Conservative leaders on campus echoed this sentiment. Sam Wolf, president of Vanderbilt College Republicans, said the school should look to address what he sees as a lack of diverse viewpoints in the Vanderbilt faculty.
[The school] should extend their diversity outreach initiatives to ideology as well as identity.
“The school should make an effort to hire faculty of diverse opinions,” Wolf said. “They should extend their diversity outreach initiatives to ideology as well as identity, as that is just as important in giving people a well rounded education.”
Wolf said he thinks many students feel afraid to speak up or share their honest opinions.
“I would say in general I don’t think that diverse opinions are represented on Vanderbilt’s campus,” Wolf said. “I definitely feel there is a stigma around conservatives, who are often afraid to share their opinions for fear of social alienation.”
According to a 2015 article by The Hustler, 57.2 percent of the student body identifies as left of center, 32.6 percent identify as right of center and 10.2 percent consider themselves to be political moderates. Matt Colleran, president of Vanderbilt Young Americans for Freedom, said this statistic may be inaccurate because what he calls the “silent majority” doesn’t seem to feel represented by campus leadership.
I don’t think that campus leaders reflect the political diversity of the student body.
“We are one of the only colleges I can think of with lots of conservatives and liberals, compared to our overwhelmingly liberal fellow ‘Top 20’ schools or our largely conservative fellow SEC schools,” Colleran said. “I don’t think that campus leaders reflect the political diversity of the student body. The Hustler editorial staff is overwhelmingly liberal, as are the leadership of the student government and even the “Dank New Rand Memes” Facebook group. I know that many conservatives on campus do not feel represented by them or trust them.”
Viewpoint diversity is often presented as conservative versus liberal thought, and the HXA mission of bringing conservative views into left leaning academia reflects this notion. The main sentiment behind their push for viewpoint diversity, though, is a safe space where students feel welcome to share any and all opinions. Cloe Anderson, president of Vanderbilt College Democrats, said there are often systemic barriers that prevent certain viewpoints from being heard.

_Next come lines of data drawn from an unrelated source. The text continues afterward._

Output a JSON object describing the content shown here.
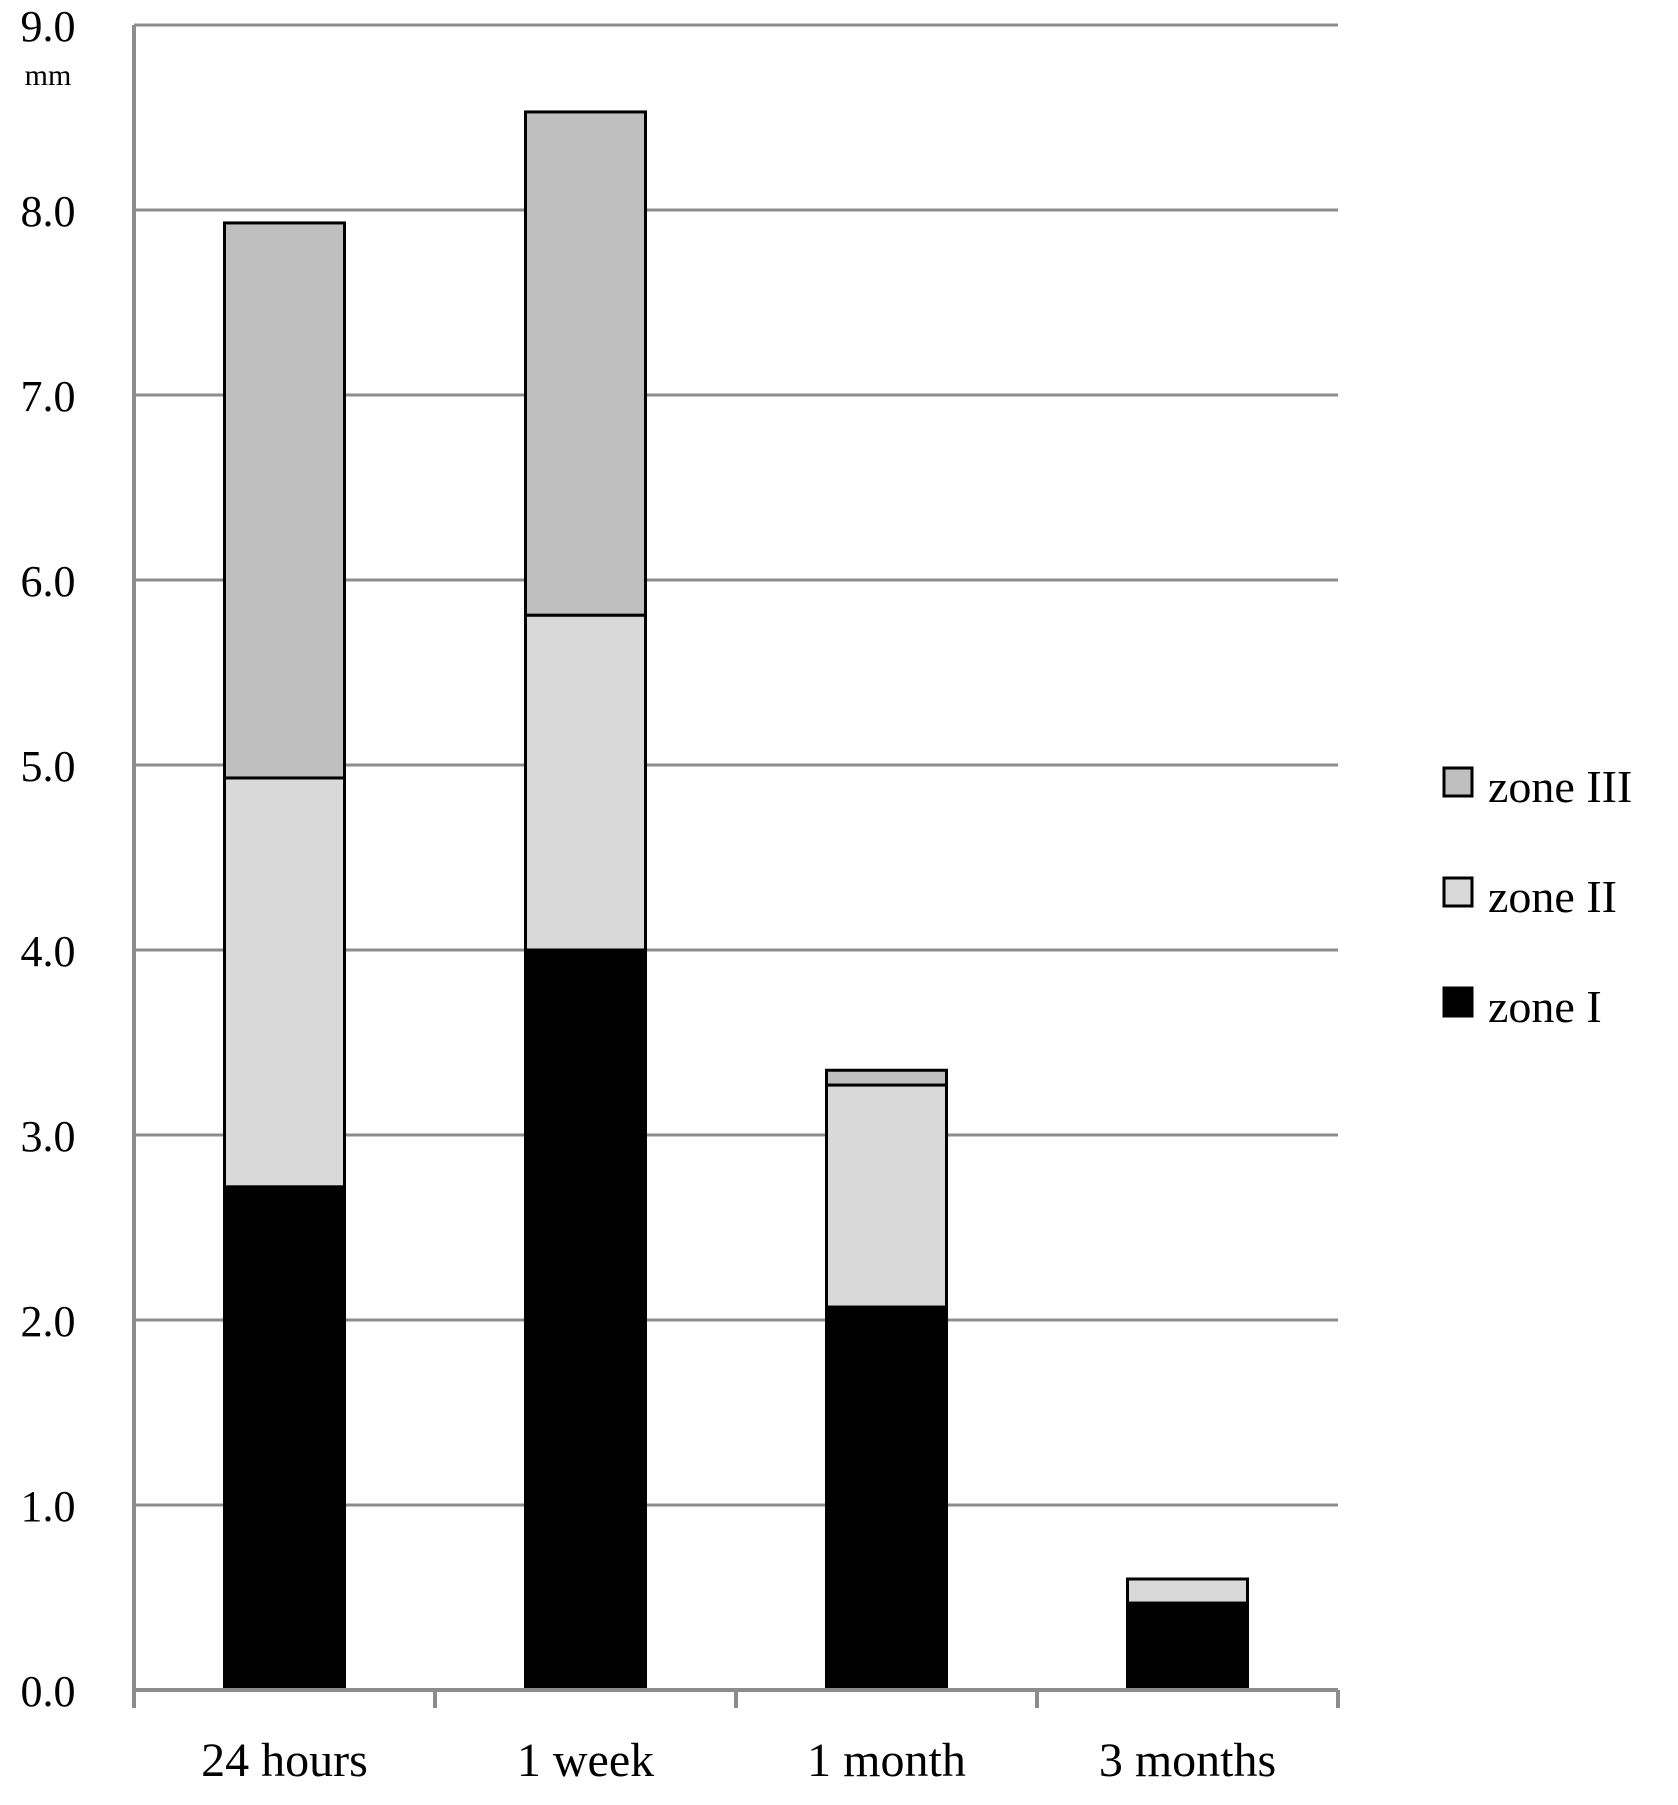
{
  "chart_data": {
    "type": "bar",
    "stacked": true,
    "categories": [
      "24 hours",
      "1 week",
      "1 month",
      "3 months"
    ],
    "series": [
      {
        "name": "zone I",
        "values": [
          2.72,
          4.0,
          2.07,
          0.47
        ],
        "color": "#000000"
      },
      {
        "name": "zone II",
        "values": [
          2.21,
          1.81,
          1.2,
          0.13
        ],
        "color": "#d9d9d9"
      },
      {
        "name": "zone III",
        "values": [
          3.0,
          2.72,
          0.08,
          0.0
        ],
        "color": "#bfbfbf"
      }
    ],
    "title": "",
    "xlabel": "",
    "ylabel": "mm",
    "ylim": [
      0,
      9
    ],
    "yticks": [
      "0.0",
      "1.0",
      "2.0",
      "3.0",
      "4.0",
      "5.0",
      "6.0",
      "7.0",
      "8.0",
      "9.0"
    ],
    "grid": true,
    "legend_position": "right",
    "legend_order": [
      "zone III",
      "zone II",
      "zone I"
    ],
    "colors": {
      "grid": "#8c8c8c",
      "bar_outline": "#000000"
    }
  }
}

“While there is a wide spectrum of opinions at Vanderbilt due to the diverse populations that constitute the student body, not all voices receive the same representation,” Anderson said. “Due to barriers in terms of access to monetary resources, publicity, and otherwise, not all opinions have the same opportunities to be heard.”
The university’s official policies on student and faculty expression are outlined in the Student Handbook and the Faculty Handbook. Dean Mark Bandas stressed the importance of free speech, academic freedom and civility on campus, noting that genuine respect for others and constructive disagreement are a key part of the Community Creed that every Vanderbilt student signs in their first few days at the university.
“We want everyone at Vanderbilt to feel they have a voice and it is our hope that because we value diversity and inclusiveness, a number of viewpoints will be expressed on our campus,” Bandas said. “However, we should all understand that sometimes viewpoints will be challenged and this disagreement, while at times uncomfortable, can be both constructive and instructive for us as members of a university community and as engaged citizens.”